I just ate a bowl of ice cream. On top of a sliced banana. Before that I ate some homemade beef stroganoff over egg noodles. Yes, homemade. Yes, with butter and sour cream. It was tasty. As was the ice cream. What? Did I take any lactaid? Why, no... I did not. That means that within an hour or so, if I'm lucky, I will be paying. In fact, my tummy is doing a little gurgling as I type this... Even though I am completely capable of regaling you with the down and dirty details of my dairy woes, I will not. You are most welcome.
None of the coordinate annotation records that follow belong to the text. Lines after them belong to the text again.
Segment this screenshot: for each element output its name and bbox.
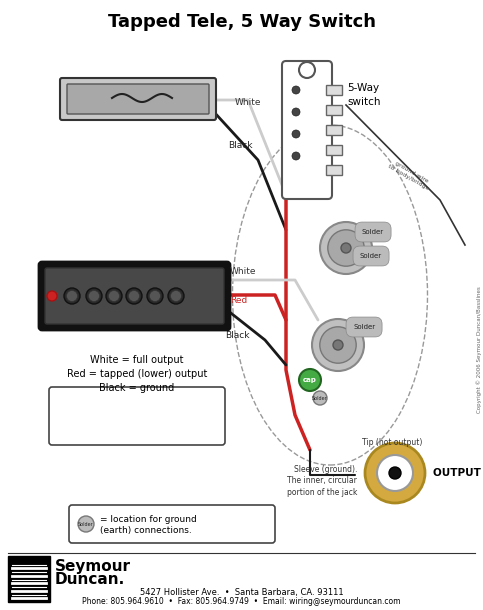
Text: = location for ground
(earth) connections.: = location for ground (earth) connection… [100, 515, 197, 536]
Text: cap: cap [303, 377, 317, 383]
Circle shape [320, 222, 372, 274]
Circle shape [86, 288, 102, 304]
Circle shape [67, 290, 77, 301]
Bar [326, 125, 342, 135]
Circle shape [47, 291, 57, 301]
Text: White: White [230, 267, 256, 276]
Circle shape [292, 152, 300, 160]
Text: Tapped Tele, 5 Way Switch: Tapped Tele, 5 Way Switch [108, 13, 375, 31]
FancyBboxPatch shape [60, 78, 216, 120]
FancyBboxPatch shape [67, 84, 209, 114]
Text: Phone: 805.964.9610  •  Fax: 805.964.9749  •  Email: wiring@seymourduncan.com: Phone: 805.964.9610 • Fax: 805.964.9749 … [82, 598, 401, 606]
Circle shape [328, 230, 364, 266]
Bar [326, 85, 342, 95]
Text: OUTPUT JACK: OUTPUT JACK [433, 468, 483, 478]
FancyBboxPatch shape [282, 61, 332, 199]
Text: Red: Red [230, 296, 247, 305]
Circle shape [377, 455, 413, 491]
Text: White = full output
Red = tapped (lower) output
Black = ground: White = full output Red = tapped (lower)… [67, 355, 207, 393]
Circle shape [170, 290, 182, 301]
Text: 5427 Hollister Ave.  •  Santa Barbara, CA. 93111: 5427 Hollister Ave. • Santa Barbara, CA.… [140, 587, 343, 597]
Text: 5-Way
switch: 5-Way switch [347, 84, 381, 107]
Circle shape [341, 243, 351, 253]
Text: Solder: Solder [312, 395, 328, 401]
Bar [8, 556, 50, 602]
Text: Duncan.: Duncan. [55, 573, 125, 587]
FancyBboxPatch shape [69, 505, 275, 543]
FancyBboxPatch shape [49, 387, 225, 445]
Text: Tip (hot output): Tip (hot output) [362, 438, 422, 447]
Circle shape [109, 290, 119, 301]
Circle shape [147, 288, 163, 304]
Bar [326, 105, 342, 115]
Circle shape [312, 319, 364, 371]
Bar [326, 145, 342, 155]
Text: Solder: Solder [362, 229, 384, 235]
Circle shape [128, 290, 140, 301]
Text: Copyright © 2006 Seymour Duncan/Basslines: Copyright © 2006 Seymour Duncan/Bassline… [476, 287, 482, 414]
FancyBboxPatch shape [39, 262, 230, 330]
Text: Sleeve (ground).
The inner, circular
portion of the jack: Sleeve (ground). The inner, circular por… [286, 465, 357, 497]
Bar [326, 165, 342, 175]
Circle shape [88, 290, 99, 301]
Circle shape [320, 327, 356, 363]
Circle shape [64, 288, 80, 304]
Circle shape [168, 288, 184, 304]
Circle shape [299, 369, 321, 391]
Circle shape [292, 108, 300, 116]
Circle shape [292, 130, 300, 138]
Text: White: White [235, 98, 261, 107]
Circle shape [150, 290, 160, 301]
Circle shape [106, 288, 122, 304]
Text: Solder: Solder [78, 522, 94, 526]
Text: Black: Black [228, 141, 253, 150]
Text: Black: Black [225, 331, 250, 340]
Text: Solder: Solder [360, 253, 382, 259]
Circle shape [389, 467, 401, 479]
Text: ground wire
to body/bridge: ground wire to body/bridge [387, 159, 433, 192]
Circle shape [126, 288, 142, 304]
FancyBboxPatch shape [45, 268, 224, 324]
Text: Solder: Solder [353, 324, 375, 330]
Circle shape [299, 62, 315, 78]
Circle shape [333, 340, 343, 350]
Text: Seymour: Seymour [55, 559, 131, 575]
Circle shape [78, 516, 94, 532]
Circle shape [313, 391, 327, 405]
Circle shape [365, 443, 425, 503]
Circle shape [292, 86, 300, 94]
Why would I put myself through such torment for a few brief moments of taste bud titillation? Well, I'm stupid for one. Yes, it is true. I mean, why oh why would someone eat something that they know is going to cause them pain? (BECAUSE IT TASTES YUMMY!). And why would someone eat something that along with making them feel horrible, will also increase the breadth of their already barn sized behind? (BECAUSE THEY ARE SICK OF SALAD!). And why would someone even have those types of food in their house? (BECAUSE THEIR ROTTEN SON ONLY HAS 6.1% BODY FAT AND LOSES 5 lbs IF HE SKIPS ONE MEAL!). WHY? (BECAUSE THEY HAD A CRUMMY DAY FIGHTING WITH A 16 year old WHO WOULD NOT CLEAN HIS HORRIBLE ROTTEN TERRORIST OF A BIRD CAGE! AND WON'T DO HIS HOMEWORK).
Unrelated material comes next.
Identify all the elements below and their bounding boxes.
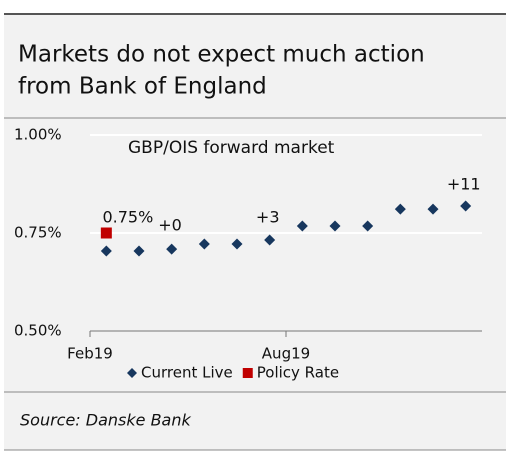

Well, and because I suck. I told my son he ruins every single morning and every single evening and that I want to run away and that he is rotten and doesn't appreciate anything we do or have done for him. Because that is the kind of good mom I am.
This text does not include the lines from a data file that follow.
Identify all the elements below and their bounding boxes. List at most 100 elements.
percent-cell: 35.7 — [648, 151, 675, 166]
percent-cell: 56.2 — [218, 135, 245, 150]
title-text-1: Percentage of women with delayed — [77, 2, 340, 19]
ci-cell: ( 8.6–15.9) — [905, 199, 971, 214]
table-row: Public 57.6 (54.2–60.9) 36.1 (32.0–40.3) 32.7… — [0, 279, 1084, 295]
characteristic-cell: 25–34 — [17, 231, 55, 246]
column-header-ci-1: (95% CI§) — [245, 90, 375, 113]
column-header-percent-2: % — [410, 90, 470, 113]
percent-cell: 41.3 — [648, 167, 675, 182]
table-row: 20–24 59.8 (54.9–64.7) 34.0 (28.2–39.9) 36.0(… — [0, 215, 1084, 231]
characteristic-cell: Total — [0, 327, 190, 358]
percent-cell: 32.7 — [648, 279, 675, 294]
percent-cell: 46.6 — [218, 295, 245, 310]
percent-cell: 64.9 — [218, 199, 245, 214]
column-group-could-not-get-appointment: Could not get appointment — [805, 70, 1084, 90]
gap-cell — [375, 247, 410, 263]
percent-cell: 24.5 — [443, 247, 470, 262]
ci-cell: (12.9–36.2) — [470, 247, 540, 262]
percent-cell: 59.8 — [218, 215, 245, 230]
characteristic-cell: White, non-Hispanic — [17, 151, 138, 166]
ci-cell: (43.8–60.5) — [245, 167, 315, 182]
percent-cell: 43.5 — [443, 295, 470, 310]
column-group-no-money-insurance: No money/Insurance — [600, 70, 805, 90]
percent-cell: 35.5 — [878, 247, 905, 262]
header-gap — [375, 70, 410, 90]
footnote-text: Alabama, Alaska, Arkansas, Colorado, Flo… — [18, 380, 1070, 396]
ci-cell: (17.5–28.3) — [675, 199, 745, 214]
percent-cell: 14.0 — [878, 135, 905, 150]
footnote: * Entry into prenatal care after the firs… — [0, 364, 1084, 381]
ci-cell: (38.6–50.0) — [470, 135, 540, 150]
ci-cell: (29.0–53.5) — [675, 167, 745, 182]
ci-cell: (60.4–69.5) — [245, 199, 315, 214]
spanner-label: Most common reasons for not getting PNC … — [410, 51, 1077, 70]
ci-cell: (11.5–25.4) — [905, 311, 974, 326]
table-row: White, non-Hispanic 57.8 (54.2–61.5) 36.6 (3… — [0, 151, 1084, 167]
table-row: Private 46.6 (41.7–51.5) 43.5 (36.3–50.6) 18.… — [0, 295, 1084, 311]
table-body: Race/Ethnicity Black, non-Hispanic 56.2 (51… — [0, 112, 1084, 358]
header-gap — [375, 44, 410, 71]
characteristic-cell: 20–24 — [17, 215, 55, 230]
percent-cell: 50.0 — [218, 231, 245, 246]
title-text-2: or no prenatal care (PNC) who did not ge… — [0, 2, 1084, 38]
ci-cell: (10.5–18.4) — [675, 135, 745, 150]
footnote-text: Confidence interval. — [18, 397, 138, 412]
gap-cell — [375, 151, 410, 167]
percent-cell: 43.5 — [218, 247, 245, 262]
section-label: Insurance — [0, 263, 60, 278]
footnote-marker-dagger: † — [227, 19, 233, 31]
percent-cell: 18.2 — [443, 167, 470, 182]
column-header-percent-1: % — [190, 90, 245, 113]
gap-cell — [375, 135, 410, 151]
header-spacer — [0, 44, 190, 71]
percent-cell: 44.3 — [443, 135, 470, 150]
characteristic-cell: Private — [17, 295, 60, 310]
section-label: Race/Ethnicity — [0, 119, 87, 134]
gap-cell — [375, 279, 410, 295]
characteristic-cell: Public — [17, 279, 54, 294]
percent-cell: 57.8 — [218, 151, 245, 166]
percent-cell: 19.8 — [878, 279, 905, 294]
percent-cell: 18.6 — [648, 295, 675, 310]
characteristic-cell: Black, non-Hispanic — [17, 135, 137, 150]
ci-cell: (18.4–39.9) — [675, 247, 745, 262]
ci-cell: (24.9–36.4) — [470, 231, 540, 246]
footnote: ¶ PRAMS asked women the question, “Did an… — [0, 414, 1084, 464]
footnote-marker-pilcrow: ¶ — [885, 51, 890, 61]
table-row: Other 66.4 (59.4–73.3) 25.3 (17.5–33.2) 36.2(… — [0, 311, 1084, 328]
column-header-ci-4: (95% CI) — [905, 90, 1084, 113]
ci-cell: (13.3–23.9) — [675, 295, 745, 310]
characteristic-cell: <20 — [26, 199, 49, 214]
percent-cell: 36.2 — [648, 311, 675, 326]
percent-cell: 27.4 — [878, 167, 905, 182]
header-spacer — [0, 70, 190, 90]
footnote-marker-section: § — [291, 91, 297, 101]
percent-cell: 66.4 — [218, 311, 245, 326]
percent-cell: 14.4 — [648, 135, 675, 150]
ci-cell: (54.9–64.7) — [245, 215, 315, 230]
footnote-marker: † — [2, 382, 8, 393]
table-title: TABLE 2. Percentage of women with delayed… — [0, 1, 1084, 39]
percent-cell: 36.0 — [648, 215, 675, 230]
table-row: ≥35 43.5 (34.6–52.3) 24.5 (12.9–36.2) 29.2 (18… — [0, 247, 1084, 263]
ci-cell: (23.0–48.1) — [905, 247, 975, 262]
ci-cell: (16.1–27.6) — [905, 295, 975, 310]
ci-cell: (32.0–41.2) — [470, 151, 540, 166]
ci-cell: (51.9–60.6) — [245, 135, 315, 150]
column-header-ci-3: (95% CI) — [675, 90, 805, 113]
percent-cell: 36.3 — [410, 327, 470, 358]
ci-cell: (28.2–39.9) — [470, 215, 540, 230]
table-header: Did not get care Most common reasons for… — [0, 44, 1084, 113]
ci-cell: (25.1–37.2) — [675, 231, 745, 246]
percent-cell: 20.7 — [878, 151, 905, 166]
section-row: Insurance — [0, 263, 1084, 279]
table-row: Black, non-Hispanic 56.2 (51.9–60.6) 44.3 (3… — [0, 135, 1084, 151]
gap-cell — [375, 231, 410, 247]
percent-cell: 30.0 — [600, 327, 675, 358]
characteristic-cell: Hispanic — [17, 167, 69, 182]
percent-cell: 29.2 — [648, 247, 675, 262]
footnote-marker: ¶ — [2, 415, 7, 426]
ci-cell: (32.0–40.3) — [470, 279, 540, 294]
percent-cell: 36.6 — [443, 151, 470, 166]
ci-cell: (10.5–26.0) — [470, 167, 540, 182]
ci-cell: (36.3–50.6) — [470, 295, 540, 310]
So. I ate dairy. I will pay. I will pay dearly.
Uh... and we just caught the end of Mike Huckabee's show on Fox and WHAT THE HECK??? He's got what looks like a mother and daughter singing John Denver's, Leaving on a Jet Plane... in opera style!!! You should see the faces they're making... I seriously feel like howling at the moon! Double Shot just caught it and is making me laugh... That. was. bad. Dang.